La vigueur perçue n’était en fait qu’une compréhension de la vitesse de l’événement. Les sept autres appendices se développèrent à une rapidité telle qu’ils illuminèrent l’ensemble des lieux. Des canaux jusque-là obscurs depuis la nuit des temps se mirent à scintiller avec une clairvoyance et une véhémence si profonde que l’on fût en droit de se demander si tout ce réseau allait soutenir l’activité qui lui était imposée.
Ce système semblait au bord de l’implosion, tant l’énergie générée le faisait fonctionner à plein régime. Par moment certains canaux éclairés se mettaient à rétrécir, sous l’effet d’une insuffisance avérée, pour ensuite retrouver étonnement leur forme originelle. Des bribes d’étoiles, plus lumineuses que les autres, paraissaient se déplacer ça et là à l’intérieur de ces tubes visqueux et mouvants. Une révolution était en cours et l’obscurité avait déjà perdu plus d’une bataille.
Si vous aviez pu observer minutieusement l’ensemble de la scène, vous auriez constaté que malgré ses nombreux replis, l’obscurité était parvenue à se sécuriser dans une zone extrêmement restreinte mais d'une solidité puissante qui lui permettait de se mettre à l’abri des assauts lumineux. Elle se terrait là, patiemment, tel un piètre animal acculé, telle une idée dans un cortex.
A compter de l’instant où la domination fût totale, une sorte de trêve, ou d’inertie, apparût. Plus aucun mouvement ne s’opérait, ni dans un sens ni dans l’autre. Le temps devenait un temple ancestral où tout était permis. Chaque ennemi respectait l’autre, quel que soit son territoire conquis. La latence du moment n’augurait rien de bon, si ce n'est l’issue d’une guerre.
8.
Après ces quelques mois d’une vie inédite, je vins m’assoir sur ce fameux canapé d’où ma personne s’était un soir détachée de son corps. J’aimais beaucoup ce canapé, il m’avait déjà donné tant de lui. « Il faudrait que je songe à en changer tout de même, il en devient usagé. Mais lui, que voudrait-il ? », pensai-je.

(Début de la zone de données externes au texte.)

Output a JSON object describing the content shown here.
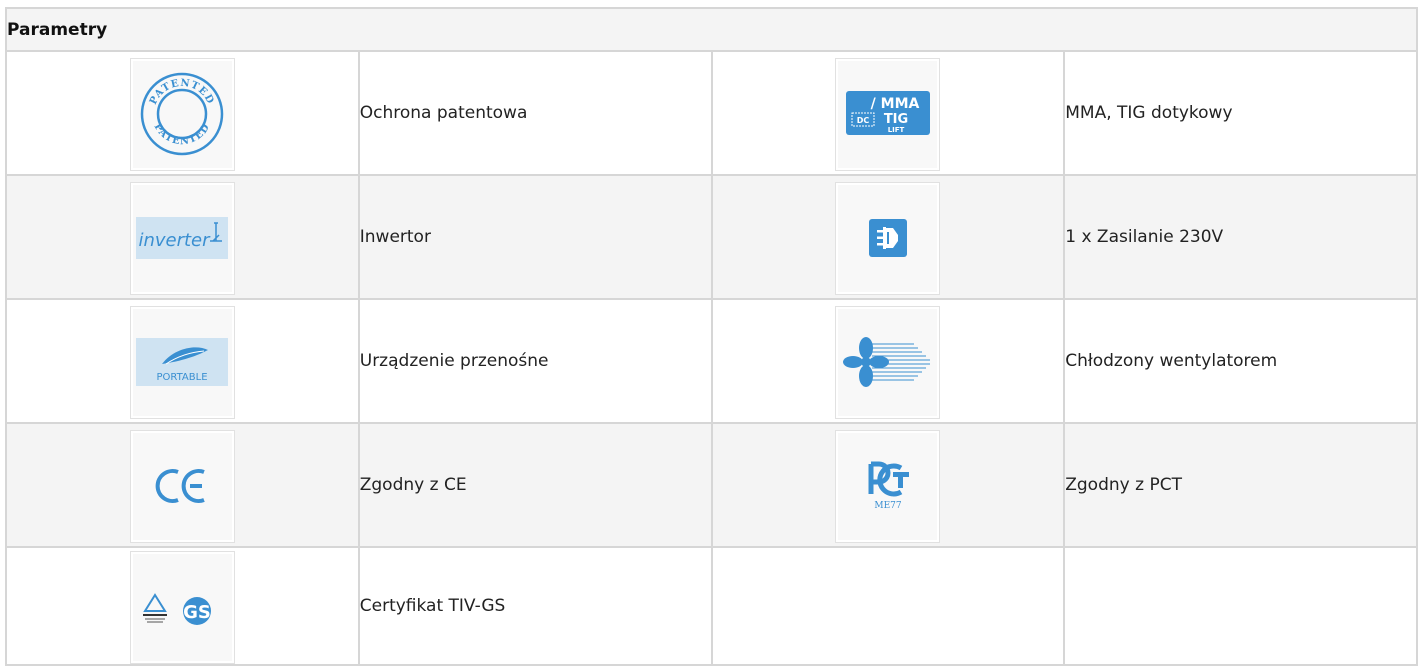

Je faisais place au doute, je me sentais figé. Avais-je fait le bon choix ? Cette question était bien présente, malgré toutes ces envies qui me submergeaient. Qu’avais-je échangé dans cette nouvelle vie ? Avais-je VRAIMENT fait le bon choix ?
Peu ont la chance de vivre deux fois la même opportunité mais - peut-être est-ce une question de canapé - ce soir là je fût de nouveau transporté. Je m’allumai une cigarette et me sentit de nouveau transi lorsque je compris que personne ne viendrait jamais plus m’interrompre dans cette pensée si existentielle qui était la mienne depuis si longtemps.
J’avais des doutes oui, j’en aurai toujours. Tout comme des cicatrices, des erreurs, des regrets et toute autre sorte de dénigrement envers moi-même. Je me levai du canapé et parti vers la terrasse pour y observer les étoiles. Elles étaient belles ce soir, j’avais appris à les apprécier de nouveau ces derniers temps.
En observant la lune, je me sentis transi d’une tendresse que je ne savais nommer, je l’observais pourtant depuis toujours. Était-ce sa couleur, sa forme, son inclinaison, son amplitude ?
9.
Toujours est-il que c’est à cet instant que se révéla la réponse à cette question qui me taraudait depuis des mois. J’étais finalement un soleil conquis par une pieuvre, le monde n’avait d’autre choix que de goûter ma présence. Pour cela, je criai.
Je criai du plus profond de mon être, dans une puissance bestiale et douloureuse, pour me faire écouter de la lune. Rien d’autre n’existait ici, si ce n’est ce croissant délicatement brillant dans l’obscurité et moi-même. J’attendais son attention, son soutien, son amour.
Mes poumons entièrement vidés et mon corps las, un silence venu du néant prît place. Au milieu de cette obscurité nocturne, j’étais une infime lumière respirant sereinement mais avec conviction. Ces ténèbres ne m’effrayaient pas, je ne les connaissais que trop bien.
À compter de ce jour j’allais rayonner comme jamais, contaminer par mon éclat les noirceurs environnantes tel une petite pieuvre blanche siégeant dans des profondeurs abyssales.
Abysses ou non, l’océan dans lequel je me trouvais n’était composé que d’eau, avec au dessus de ma tête une resplendissante, attentive et bienveillante lune.